22 апреля 1961 г.

Шесть дней провели в горах. Чувствую я себя чуть лучше. Дела шли заведенным порядком, а сегодня внезапно все круто изменилось и воцарилась полная неразбериха.

Утро началось как обычно. Мы вернулись в Филипвиль и разгрузили машины. Затем вдруг приказ: грузить все обратно и приготовиться к отъезду. Затем приказ отменили. Приказы меняли взад и вперед, и к полудню стало ясно, что происходит нечто экстраординарное. Просочились слухи о заговоре против де Голля, некоторые даже утверждали, что он убит. Вечером поступило сообщение, что 1-й парашютно-десантный полк легиона захватил власть в Алжире, заняв все ключевые государственные учреждения и центральную радиостанцию. По радио транслируют лозунг «Algerie française!» и утверждают, что дислоцированные в Северной Африке войска пресекут попытку де Голля предоставить стране независимость.

Как говорят, путч устроила группа генералов во главе с Морисом Шаллем (командующим французскими войсками в Алжире); в нее входят также Поль Гарди (бывший генеральный инспектор Иностранного легиона), Андре Зеллер и Эдмон Жуо; большую роль в подготовке путча сыграл начальник штаба Рауль Салан.

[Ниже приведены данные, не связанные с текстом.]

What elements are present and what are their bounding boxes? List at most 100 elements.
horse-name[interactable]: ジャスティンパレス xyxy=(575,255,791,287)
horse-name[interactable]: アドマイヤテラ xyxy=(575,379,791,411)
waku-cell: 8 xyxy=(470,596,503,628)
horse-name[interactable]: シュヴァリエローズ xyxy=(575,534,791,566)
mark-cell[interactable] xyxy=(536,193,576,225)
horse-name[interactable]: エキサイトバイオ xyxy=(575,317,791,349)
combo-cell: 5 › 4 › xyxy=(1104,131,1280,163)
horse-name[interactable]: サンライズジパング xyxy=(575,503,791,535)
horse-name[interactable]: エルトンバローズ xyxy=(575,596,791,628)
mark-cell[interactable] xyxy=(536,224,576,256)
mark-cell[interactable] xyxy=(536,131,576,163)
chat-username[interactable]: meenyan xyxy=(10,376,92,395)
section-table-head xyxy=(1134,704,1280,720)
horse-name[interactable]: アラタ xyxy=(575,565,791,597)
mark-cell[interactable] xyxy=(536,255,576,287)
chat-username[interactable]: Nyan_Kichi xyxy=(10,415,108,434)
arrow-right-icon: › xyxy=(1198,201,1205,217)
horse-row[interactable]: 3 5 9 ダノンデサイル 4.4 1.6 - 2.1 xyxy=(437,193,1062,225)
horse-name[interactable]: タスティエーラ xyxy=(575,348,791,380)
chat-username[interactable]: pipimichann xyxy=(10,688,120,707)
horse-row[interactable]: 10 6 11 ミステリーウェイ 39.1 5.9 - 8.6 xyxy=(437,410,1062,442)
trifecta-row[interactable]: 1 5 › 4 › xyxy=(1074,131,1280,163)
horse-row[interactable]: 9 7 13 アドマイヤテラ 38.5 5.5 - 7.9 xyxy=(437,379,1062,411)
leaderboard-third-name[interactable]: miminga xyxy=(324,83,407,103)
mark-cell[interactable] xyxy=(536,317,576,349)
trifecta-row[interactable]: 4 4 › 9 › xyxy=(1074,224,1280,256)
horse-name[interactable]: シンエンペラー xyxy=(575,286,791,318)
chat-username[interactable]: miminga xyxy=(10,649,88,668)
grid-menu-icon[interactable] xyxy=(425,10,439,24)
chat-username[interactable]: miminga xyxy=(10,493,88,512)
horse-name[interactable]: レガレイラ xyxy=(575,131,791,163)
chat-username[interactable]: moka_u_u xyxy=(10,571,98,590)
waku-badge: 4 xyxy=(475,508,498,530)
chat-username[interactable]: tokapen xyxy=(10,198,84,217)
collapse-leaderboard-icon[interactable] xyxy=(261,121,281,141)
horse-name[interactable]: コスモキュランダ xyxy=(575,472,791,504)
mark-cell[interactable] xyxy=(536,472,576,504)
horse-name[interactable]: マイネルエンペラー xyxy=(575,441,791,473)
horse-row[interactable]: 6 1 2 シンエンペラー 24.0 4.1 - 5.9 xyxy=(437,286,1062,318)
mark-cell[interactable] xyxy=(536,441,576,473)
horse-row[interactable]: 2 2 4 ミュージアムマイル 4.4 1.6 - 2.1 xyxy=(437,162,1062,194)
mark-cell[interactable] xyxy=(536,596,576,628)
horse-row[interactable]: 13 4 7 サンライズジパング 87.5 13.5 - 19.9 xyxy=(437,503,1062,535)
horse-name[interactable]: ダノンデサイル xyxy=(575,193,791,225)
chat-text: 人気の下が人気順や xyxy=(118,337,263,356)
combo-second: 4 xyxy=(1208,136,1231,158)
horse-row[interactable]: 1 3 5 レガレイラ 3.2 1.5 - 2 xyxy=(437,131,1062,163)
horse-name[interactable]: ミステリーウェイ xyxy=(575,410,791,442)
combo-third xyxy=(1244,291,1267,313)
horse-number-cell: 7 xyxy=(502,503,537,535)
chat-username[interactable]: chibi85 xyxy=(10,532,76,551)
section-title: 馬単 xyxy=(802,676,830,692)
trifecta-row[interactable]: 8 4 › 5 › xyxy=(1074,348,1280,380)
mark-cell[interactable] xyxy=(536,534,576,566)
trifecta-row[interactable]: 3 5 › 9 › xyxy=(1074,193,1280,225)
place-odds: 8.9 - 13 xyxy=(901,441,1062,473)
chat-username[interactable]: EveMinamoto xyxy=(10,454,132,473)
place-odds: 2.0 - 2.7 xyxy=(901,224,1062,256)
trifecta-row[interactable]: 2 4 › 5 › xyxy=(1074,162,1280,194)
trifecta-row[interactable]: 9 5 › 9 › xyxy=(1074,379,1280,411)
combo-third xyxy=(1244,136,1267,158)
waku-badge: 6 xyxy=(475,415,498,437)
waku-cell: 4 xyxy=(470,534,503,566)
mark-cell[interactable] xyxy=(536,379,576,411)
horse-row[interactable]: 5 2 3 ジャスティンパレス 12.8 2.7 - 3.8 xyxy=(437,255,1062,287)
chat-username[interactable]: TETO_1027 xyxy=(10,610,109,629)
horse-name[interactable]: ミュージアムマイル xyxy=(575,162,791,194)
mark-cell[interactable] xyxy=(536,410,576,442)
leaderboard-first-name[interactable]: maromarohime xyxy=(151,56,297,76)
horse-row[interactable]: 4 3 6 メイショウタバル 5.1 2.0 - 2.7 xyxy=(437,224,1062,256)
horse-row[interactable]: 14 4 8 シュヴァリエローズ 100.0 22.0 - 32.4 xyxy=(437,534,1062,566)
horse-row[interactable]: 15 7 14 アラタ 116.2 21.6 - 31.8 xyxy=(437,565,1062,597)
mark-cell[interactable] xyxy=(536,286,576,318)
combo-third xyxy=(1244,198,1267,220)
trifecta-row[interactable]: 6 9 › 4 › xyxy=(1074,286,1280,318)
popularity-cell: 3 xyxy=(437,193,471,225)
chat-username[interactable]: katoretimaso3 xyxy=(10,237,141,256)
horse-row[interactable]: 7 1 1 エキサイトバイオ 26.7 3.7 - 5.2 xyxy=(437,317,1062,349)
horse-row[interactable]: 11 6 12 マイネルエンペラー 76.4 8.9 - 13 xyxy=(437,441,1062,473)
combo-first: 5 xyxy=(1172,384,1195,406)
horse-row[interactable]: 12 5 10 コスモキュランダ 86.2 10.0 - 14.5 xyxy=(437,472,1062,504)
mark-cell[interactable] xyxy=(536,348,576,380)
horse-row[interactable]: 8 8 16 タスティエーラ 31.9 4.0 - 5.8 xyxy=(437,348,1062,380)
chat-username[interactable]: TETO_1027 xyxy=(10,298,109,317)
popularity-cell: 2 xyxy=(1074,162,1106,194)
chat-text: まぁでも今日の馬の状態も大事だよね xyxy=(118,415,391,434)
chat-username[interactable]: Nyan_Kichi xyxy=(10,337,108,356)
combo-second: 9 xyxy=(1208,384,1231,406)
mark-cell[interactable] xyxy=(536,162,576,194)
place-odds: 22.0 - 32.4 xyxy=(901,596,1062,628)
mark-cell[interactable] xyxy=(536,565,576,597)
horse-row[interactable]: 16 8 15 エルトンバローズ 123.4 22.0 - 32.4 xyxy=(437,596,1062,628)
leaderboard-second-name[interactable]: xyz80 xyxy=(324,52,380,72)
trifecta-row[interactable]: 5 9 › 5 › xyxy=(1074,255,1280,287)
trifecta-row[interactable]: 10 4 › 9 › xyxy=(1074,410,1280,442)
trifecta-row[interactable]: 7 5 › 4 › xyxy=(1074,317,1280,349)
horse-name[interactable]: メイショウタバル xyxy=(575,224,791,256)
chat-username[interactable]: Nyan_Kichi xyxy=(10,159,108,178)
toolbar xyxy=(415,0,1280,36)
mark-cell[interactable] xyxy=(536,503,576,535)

Ударной силой путча стал 1-й парашютно-десантный полк легиона, которым в данный момент командует майор Сен-Марк, пока командир полка полковник Жиро проводит отпуск во Франции. Привлечены также несколько парашютно-десантных полков регулярной армии, 1-й и 2-й бронетанковые полки легиона. Наша позиция пока не определилась: командир нашего полка Дамюзе, по-видимому, выжидает и хочет принять решение в зависимости от того, в какую сторону подует ветер.

Французское радио между тем громогласно клеймит эти военные действия как предательские и противозаконные.

К ночи атмосфера еще больше накалилась, но мы по-прежнему выжидали. Перспектива принять участие в государственном перевороте не могла не заинтриговать нас: такое случается не каждый день. Не исключено, что нас высадят десантом во Франции. Все страшно возбуждены, представляя себе, как спускаются на парашютах прямо на Париж. Но пока неясно, чью сторону займет Дамюзе. Его в легионе терпеть не могут — ни рядовые, ни офицеры — в отличие от его заместителя Габиро, которого обожают. Намерение де Голля предоставить Алжиру независимость вызвало недовольство у многих. Они рассматривают это как предательство, удар в спину и французским военным, которые служат в Северной Африке, и «черным», как называют местных французов, поскольку ранее президент поддерживал их борьбу с арабским сопротивлением.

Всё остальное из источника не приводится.